Le Golfe Persique comme débouché et comme enjeu
Le lien vers l’Iran et le Golfe Persique prend un poids encore plus important à la lumière de la crise du détroit d’Ormuz. Si Ormuz devient l’objet de tensions, de tarifs, de menaces de fermeture et de négociations entre l’Iran, Oman et les États-Unis, chaque route terrestre capable de rapprocher la Russie, l’Iran, l’Asie centrale et l’Asie méridionale acquiert une valeur stratégique.
Le Golfe n’est pas seulement énergie. Il est finance, logistique, ports, accès à l’océan Indien, lien avec l’Inde, le Pakistan, le Moyen-Orient et l’Afrique orientale. Pour Moscou, parvenir au Golfe signifie contourner au moins en partie l’isolement européen. Pour Téhéran, cela signifie devenir une charnière indispensable entre la Russie et les marchés méridionaux. Pour Pékin, cela signifie intégrer un autre morceau de l’Eurasie dans son réseau de corridors continentaux et maritimes.
La guerre en Ukraine, la crise iranienne, les sanctions, la compétition sur les terres rares et la réorganisation des routes énergétiques ne sont donc pas des phénomènes séparés. Ce sont les chapitres d’une même transformation : le monde ne se divise plus seulement selon l’idéologie ou les alliances militaires, mais selon les corridors, les ports, les matières premières, les monnaies, les assurances et la capacité d’éviter ou d’imposer des sanctions.
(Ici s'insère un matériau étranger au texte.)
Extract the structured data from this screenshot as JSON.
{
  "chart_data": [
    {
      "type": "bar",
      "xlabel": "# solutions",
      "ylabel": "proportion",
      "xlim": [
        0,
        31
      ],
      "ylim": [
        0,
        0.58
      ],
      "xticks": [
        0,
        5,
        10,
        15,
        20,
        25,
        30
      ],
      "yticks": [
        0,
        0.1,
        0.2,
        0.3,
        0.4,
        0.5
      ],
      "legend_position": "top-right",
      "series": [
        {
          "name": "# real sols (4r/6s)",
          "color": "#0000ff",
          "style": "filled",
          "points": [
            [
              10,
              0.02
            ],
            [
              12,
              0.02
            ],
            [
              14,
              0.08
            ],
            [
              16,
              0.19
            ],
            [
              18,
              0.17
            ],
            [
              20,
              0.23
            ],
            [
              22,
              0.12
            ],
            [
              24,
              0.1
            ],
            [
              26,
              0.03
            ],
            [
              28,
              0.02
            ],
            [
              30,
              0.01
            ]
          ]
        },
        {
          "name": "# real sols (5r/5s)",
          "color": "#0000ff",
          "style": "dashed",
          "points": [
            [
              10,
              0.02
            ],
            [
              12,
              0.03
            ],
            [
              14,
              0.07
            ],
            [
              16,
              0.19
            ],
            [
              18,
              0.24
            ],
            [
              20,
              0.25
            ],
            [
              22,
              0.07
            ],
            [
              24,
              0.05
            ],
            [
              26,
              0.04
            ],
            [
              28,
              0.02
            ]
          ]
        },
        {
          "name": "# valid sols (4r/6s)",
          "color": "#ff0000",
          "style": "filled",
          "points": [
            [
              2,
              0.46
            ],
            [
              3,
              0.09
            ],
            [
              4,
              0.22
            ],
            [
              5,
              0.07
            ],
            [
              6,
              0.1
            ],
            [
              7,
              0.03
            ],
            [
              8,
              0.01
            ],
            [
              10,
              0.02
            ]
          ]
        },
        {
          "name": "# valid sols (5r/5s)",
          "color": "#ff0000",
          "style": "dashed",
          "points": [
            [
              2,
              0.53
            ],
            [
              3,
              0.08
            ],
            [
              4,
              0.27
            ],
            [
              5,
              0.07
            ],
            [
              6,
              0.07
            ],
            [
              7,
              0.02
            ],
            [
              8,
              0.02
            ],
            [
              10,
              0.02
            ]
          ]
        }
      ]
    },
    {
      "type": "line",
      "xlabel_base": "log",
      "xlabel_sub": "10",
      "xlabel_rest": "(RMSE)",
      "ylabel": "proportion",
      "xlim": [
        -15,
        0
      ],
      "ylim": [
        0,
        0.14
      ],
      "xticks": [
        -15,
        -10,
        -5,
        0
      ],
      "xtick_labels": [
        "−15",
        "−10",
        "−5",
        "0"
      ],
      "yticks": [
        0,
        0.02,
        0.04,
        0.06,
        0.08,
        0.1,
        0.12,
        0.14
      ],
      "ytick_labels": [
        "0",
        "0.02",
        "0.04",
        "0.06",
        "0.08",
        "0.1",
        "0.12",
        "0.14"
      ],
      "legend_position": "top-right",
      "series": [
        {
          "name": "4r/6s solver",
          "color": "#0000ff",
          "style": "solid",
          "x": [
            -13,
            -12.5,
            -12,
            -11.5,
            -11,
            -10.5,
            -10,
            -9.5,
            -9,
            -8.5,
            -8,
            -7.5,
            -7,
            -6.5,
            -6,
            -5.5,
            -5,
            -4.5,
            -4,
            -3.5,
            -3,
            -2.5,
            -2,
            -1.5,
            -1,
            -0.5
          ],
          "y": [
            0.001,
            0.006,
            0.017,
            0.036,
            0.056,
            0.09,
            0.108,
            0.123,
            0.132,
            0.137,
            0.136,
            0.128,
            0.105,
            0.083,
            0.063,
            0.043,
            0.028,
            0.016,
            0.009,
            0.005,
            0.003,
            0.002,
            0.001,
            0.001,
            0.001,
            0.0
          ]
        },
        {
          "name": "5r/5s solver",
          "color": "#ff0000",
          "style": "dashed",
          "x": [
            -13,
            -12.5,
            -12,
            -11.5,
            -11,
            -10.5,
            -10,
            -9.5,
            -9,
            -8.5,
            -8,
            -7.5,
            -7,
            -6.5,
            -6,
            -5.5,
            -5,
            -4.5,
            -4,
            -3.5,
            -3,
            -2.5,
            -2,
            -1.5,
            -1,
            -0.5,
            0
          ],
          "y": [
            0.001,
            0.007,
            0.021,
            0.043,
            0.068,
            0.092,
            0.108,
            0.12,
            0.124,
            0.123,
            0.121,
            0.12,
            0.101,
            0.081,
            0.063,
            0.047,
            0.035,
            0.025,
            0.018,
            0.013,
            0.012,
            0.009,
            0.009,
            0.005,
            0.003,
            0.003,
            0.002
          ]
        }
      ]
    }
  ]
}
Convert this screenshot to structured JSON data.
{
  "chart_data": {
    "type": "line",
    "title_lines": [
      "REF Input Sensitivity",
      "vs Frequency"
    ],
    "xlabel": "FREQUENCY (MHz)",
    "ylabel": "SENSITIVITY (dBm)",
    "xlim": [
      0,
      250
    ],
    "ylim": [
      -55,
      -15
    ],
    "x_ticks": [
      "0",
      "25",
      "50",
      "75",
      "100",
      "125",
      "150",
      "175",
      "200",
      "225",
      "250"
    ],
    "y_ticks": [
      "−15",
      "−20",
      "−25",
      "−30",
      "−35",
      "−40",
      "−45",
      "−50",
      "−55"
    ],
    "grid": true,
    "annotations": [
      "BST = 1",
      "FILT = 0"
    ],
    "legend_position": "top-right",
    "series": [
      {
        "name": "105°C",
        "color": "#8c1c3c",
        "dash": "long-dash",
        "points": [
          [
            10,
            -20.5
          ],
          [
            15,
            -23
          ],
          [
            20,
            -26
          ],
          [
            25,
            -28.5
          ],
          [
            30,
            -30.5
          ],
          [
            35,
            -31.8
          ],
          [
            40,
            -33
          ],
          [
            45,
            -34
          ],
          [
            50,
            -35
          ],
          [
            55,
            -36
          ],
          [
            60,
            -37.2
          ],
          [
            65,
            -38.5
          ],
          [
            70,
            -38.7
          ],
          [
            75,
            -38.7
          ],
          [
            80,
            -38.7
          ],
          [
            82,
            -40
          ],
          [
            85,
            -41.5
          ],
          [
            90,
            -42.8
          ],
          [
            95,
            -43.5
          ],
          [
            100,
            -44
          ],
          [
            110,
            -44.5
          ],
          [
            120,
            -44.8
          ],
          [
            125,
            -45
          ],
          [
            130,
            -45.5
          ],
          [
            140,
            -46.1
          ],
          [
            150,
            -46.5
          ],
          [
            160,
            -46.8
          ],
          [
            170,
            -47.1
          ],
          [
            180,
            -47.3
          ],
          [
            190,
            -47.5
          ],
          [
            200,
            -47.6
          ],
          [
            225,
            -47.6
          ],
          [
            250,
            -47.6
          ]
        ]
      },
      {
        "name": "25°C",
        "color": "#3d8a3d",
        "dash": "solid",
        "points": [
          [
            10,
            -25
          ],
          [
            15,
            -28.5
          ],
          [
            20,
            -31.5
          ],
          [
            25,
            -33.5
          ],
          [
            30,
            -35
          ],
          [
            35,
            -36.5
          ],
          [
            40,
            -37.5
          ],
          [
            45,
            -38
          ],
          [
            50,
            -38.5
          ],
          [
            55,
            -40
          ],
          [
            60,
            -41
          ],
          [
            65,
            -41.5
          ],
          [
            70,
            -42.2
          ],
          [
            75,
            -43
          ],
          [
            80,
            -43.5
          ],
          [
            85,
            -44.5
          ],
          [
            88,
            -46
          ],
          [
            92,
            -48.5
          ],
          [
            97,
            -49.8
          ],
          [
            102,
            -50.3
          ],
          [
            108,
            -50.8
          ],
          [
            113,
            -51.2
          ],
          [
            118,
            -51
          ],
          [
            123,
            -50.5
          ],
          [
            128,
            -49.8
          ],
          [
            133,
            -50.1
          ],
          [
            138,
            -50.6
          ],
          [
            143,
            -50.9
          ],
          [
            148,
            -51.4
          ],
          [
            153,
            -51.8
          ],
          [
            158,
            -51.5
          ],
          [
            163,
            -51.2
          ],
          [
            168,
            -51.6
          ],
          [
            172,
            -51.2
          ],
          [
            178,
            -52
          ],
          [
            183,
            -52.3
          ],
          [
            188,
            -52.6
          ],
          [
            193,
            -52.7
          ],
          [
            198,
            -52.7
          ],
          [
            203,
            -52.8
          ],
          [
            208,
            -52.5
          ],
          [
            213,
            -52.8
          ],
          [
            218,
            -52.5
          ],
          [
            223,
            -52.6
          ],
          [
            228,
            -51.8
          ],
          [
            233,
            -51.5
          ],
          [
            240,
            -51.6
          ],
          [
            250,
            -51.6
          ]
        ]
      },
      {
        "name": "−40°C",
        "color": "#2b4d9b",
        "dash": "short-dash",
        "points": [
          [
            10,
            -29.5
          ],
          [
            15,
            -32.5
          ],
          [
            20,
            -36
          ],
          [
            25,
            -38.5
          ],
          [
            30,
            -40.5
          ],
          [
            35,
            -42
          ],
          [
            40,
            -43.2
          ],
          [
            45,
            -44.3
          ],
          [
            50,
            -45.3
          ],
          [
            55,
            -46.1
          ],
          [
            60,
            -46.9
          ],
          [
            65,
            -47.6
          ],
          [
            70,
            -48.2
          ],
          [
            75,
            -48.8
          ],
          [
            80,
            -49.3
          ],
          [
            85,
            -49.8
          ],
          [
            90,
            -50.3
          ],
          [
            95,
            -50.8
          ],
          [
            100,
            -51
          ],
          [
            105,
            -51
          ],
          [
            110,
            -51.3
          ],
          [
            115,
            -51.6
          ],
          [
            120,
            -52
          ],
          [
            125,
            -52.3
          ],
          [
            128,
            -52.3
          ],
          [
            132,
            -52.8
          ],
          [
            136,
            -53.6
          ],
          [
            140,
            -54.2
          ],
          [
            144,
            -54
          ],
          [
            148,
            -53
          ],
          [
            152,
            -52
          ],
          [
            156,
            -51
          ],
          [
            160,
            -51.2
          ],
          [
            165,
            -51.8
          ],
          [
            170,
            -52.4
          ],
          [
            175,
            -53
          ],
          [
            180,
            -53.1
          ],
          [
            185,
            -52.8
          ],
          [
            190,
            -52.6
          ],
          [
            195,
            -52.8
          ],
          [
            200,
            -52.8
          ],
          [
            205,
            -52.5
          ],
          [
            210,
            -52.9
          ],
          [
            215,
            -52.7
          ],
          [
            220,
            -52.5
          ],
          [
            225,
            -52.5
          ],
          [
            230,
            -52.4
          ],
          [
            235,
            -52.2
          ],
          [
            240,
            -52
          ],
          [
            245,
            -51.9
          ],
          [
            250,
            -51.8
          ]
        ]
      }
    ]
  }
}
Une nouvelle carte de la puissance eurasiatique
La Russie cherche des financements chinois pour une route vers le Golfe parce que l’ancien ordre commercial ne lui suffit plus. L’Europe n’est plus le centre naturel de ses échanges. La mer Noire est dangereuse. La Baltique est politiquement hostile. Les routes occidentales sont surveillées. L’Asie centrale est nécessaire, mais n’est plus docile. L’Iran est utile, mais soumis lui aussi à des pressions. La Chine est indispensable, mais jamais désintéressée.
Telle est la nouvelle condition de la Russie : grande puissance militaire, grande exportatrice d’énergie, mais de plus en plus contrainte de négocier sa mobilité économique. Il ne suffit pas d’avoir des ressources. Il faut pouvoir les déplacer. Il ne suffit pas d’avoir des marchandises. Il faut pouvoir les assurer, les payer, les échanger, les livrer.
Le corridor de 40 milliards vers le Golfe Persique est donc une route, mais aussi un aveu. Il dit que les sanctions occidentales n’ont pas totalement isolé Moscou, mais l’ont contrainte à redessiner son espace vital. Il dit que la Chine n’est pas seulement une alliée tactique, mais l’infrastructure financière de la résilience russe. Il dit que l’Asie centrale est désormais le centre d’une compétition mondiale. Il dit enfin que la géographie, que la mondialisation prétendait avoir dépassée, est redevenue le langage principal de la puissance.
La Russie ne cherche pas seulement un corridor. Elle cherche une issue. Mais aujourd’hui, chaque issue passe par quelqu’un d’autre. Et dans le cas russe, ce quelqu’un d’autre s’appelle de plus en plus souvent la Chine.